Matahari sudah tinggi ketika aku bangun keesokan harinya. Aku ingin menganggap kejadian semalam hanya mimpi absurd saja, sayangnya tidak bisa. Jelas-jelas dompet itu masih berada di tanganku. Dompet itu tidak mungkin tiba-tiba loncat dari alam mimpi. Situasi ini memaksa moral ku untuk memilih; mengembalikan dompet itu, atau menyimpannya saja. Menyimpan? Sementara benakku sempat mengkhayal godaan terindah sepanjang masa, untuk menghamburkan lembaran uang dan kartu uang yang banyak di dalamnya itu. Bahkan aku mempunyai khayalan terindah, baru sekarang ini. Maksudnya, khayalan yang sangat dekat dengan kenyataan. Khayalan paling megah dan sangat mungkin untuk diwujudkan. Pertarungan hebat tidak hanya berkecamuk di kepala, juga di hati kecil ku.

Disatu sisi, aku ingin lari ke Mall terdekat dan membeli apa saja yang selama ini tidak mampu ku beli. Jangan bayangkan gaun-gaun indah ya, sama sekali tidak pernah masuk dalam daftar keinginanku. Buat apa aku pakai baju bagus-bagus? Lingkar pertemananku kaum kere juga.
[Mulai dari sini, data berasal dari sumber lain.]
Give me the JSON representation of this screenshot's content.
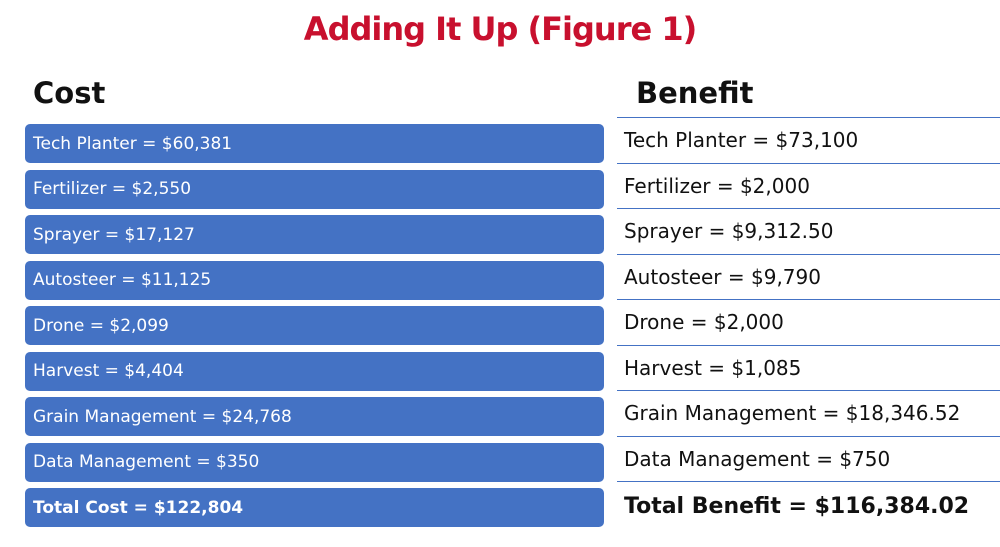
{
  "title": "Adding It Up (Figure 1)",
  "cost": {
    "heading": "Cost",
    "items": [
      "Tech Planter  = $60,381",
      "Fertilizer = $2,550",
      "Sprayer = $17,127",
      "Autosteer = $11,125",
      "Drone = $2,099",
      "Harvest = $4,404",
      "Grain Management = $24,768",
      "Data Management = $350"
    ],
    "total": "Total Cost = $122,804"
  },
  "benefit": {
    "heading": "Benefit",
    "items": [
      "Tech Planter  = $73,100",
      "Fertilizer = $2,000",
      "Sprayer = $9,312.50",
      "Autosteer = $9,790",
      "Drone = $2,000",
      "Harvest = $1,085",
      "Grain Management = $18,346.52",
      "Data Management = $750"
    ],
    "total": "Total Benefit = $116,384.02"
  },
  "colors": {
    "title": "#c8102e",
    "bar": "#4472c4",
    "divider": "#4472c4",
    "text": "#111111"
  }
}
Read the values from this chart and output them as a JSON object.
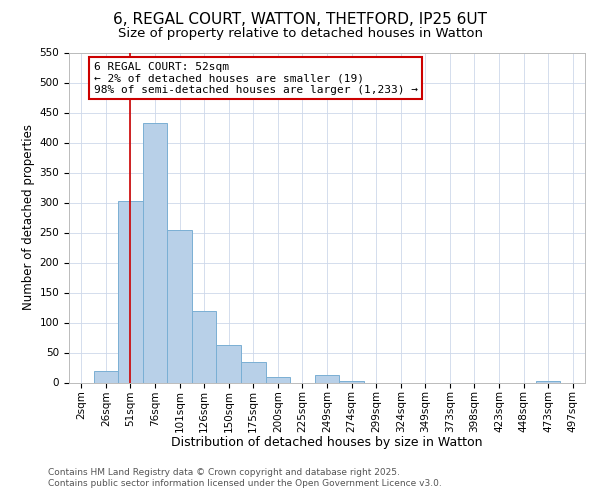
{
  "title": "6, REGAL COURT, WATTON, THETFORD, IP25 6UT",
  "subtitle": "Size of property relative to detached houses in Watton",
  "xlabel": "Distribution of detached houses by size in Watton",
  "ylabel": "Number of detached properties",
  "bar_color": "#b8d0e8",
  "bar_edge_color": "#7aafd4",
  "background_color": "#ffffff",
  "grid_color": "#cdd8ea",
  "categories": [
    "2sqm",
    "26sqm",
    "51sqm",
    "76sqm",
    "101sqm",
    "126sqm",
    "150sqm",
    "175sqm",
    "200sqm",
    "225sqm",
    "249sqm",
    "274sqm",
    "299sqm",
    "324sqm",
    "349sqm",
    "373sqm",
    "398sqm",
    "423sqm",
    "448sqm",
    "473sqm",
    "497sqm"
  ],
  "bar_values": [
    0,
    19,
    302,
    432,
    254,
    120,
    63,
    34,
    10,
    0,
    12,
    3,
    0,
    0,
    0,
    0,
    0,
    0,
    0,
    3,
    0
  ],
  "ylim": [
    0,
    550
  ],
  "yticks": [
    0,
    50,
    100,
    150,
    200,
    250,
    300,
    350,
    400,
    450,
    500,
    550
  ],
  "vline_x_idx": 2,
  "vline_color": "#cc0000",
  "annotation_title": "6 REGAL COURT: 52sqm",
  "annotation_line1": "← 2% of detached houses are smaller (19)",
  "annotation_line2": "98% of semi-detached houses are larger (1,233) →",
  "annotation_box_color": "#ffffff",
  "annotation_box_edge_color": "#cc0000",
  "footer_line1": "Contains HM Land Registry data © Crown copyright and database right 2025.",
  "footer_line2": "Contains public sector information licensed under the Open Government Licence v3.0.",
  "title_fontsize": 11,
  "subtitle_fontsize": 9.5,
  "xlabel_fontsize": 9,
  "ylabel_fontsize": 8.5,
  "tick_fontsize": 7.5,
  "annotation_fontsize": 8,
  "footer_fontsize": 6.5
}
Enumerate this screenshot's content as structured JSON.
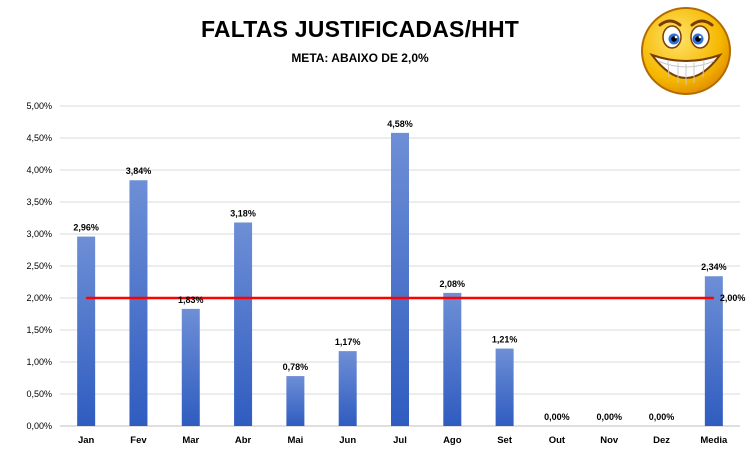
{
  "header": {
    "title": "FALTAS JUSTIFICADAS/HHT",
    "subtitle": "META: ABAIXO DE 2,0%"
  },
  "icon": {
    "name": "grinning-smiley-icon",
    "face_color": "#f5b800",
    "outline_color": "#b36b00"
  },
  "chart_data": {
    "type": "bar",
    "categories": [
      "Jan",
      "Fev",
      "Mar",
      "Abr",
      "Mai",
      "Jun",
      "Jul",
      "Ago",
      "Set",
      "Out",
      "Nov",
      "Dez",
      "Media"
    ],
    "values": [
      2.96,
      3.84,
      1.83,
      3.18,
      0.78,
      1.17,
      4.58,
      2.08,
      1.21,
      0.0,
      0.0,
      0.0,
      2.34
    ],
    "data_labels": [
      "2,96%",
      "3,84%",
      "1,83%",
      "3,18%",
      "0,78%",
      "1,17%",
      "4,58%",
      "2,08%",
      "1,21%",
      "0,00%",
      "0,00%",
      "0,00%",
      "2,34%"
    ],
    "ylim": [
      0,
      5
    ],
    "yticks": [
      0,
      0.5,
      1,
      1.5,
      2,
      2.5,
      3,
      3.5,
      4,
      4.5,
      5
    ],
    "ytick_labels": [
      "0,00%",
      "0,50%",
      "1,00%",
      "1,50%",
      "2,00%",
      "2,50%",
      "3,00%",
      "3,50%",
      "4,00%",
      "4,50%",
      "5,00%"
    ],
    "grid": true,
    "target": {
      "value": 2.0,
      "label": "2,00%",
      "color": "#ff0000"
    },
    "bar_color_top": "#6e8fd6",
    "bar_color_bottom": "#2f5cc0"
  }
}
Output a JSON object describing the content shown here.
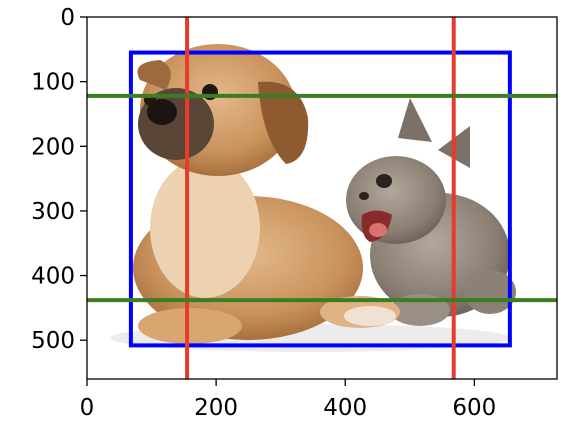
{
  "chart_data": {
    "type": "image",
    "title": "",
    "xlabel": "",
    "ylabel": "",
    "x_axis": {
      "range": [
        0,
        728
      ],
      "ticks": [
        0,
        200,
        400,
        600
      ],
      "tick_labels": [
        "0",
        "200",
        "400",
        "600"
      ]
    },
    "y_axis": {
      "range": [
        560,
        0
      ],
      "inverted": true,
      "ticks": [
        0,
        100,
        200,
        300,
        400,
        500
      ],
      "tick_labels": [
        "0",
        "100",
        "200",
        "300",
        "400",
        "500"
      ]
    },
    "grid": false,
    "image": {
      "description_icon": "dog-and-cat-photo"
    },
    "bounding_box": {
      "x_min": 68,
      "y_min": 55,
      "x_max": 655,
      "y_max": 508,
      "color": "#0000ff"
    },
    "vertical_lines": [
      {
        "x": 155,
        "color": "#e63c2c"
      },
      {
        "x": 568,
        "color": "#e63c2c"
      }
    ],
    "horizontal_lines": [
      {
        "y": 122,
        "color": "#3a7d23"
      },
      {
        "y": 438,
        "color": "#3a7d23"
      }
    ]
  }
}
Jangan bayangkan juga aku membeli sesuatu agar bisa dipamerkan demi menaikan gengsi. Aku saja merasa kurang suka melihat beberapa teman yang kukenal; menyulam alisnya dan mewarnai rambutnya dengan warna merah, pirang dan warna terang lainnya, sementara dia tinggal di rumah ilegal pinggir kali misalnya, Atau mempunyai ibu yang berjualan pecel di pinggir rel, demi menghidupimu. Bukan apa-apa, geli saja lihat style mutahir, tapi keluar dari pinggir kali. Atau mempunyai penampilan terkini, tapi mampir minta ongkos ibunya di pinggir rel. Menyulam alis dan mewarnai rambut bukan ongkos yang murah. Agak, tidak pas, bagaimana gitu. Tapi teman model begitu, ada! Penampilan mutahir akan kelihatan pas kalau kamu keluar dari mobil atau rumah mewah. Lebih mantap lagi jika kamu sudah tinggal sendiri dan mandiri, bukan numpang sama orang tua — masih minta ongkos lagi.

Aku tidak tertarik yang model begitu-begitu. Aku merasa cukup nyaman dengan penampilan yang biasa-biasa saja, dan tidak mengundang perhatian orang. Tidak suka dipandangi terlalu lama oleh siapa pun. Sesuatu yang mengundang perhatian, menurutku berbanding lurus dengan mengundang bahaya.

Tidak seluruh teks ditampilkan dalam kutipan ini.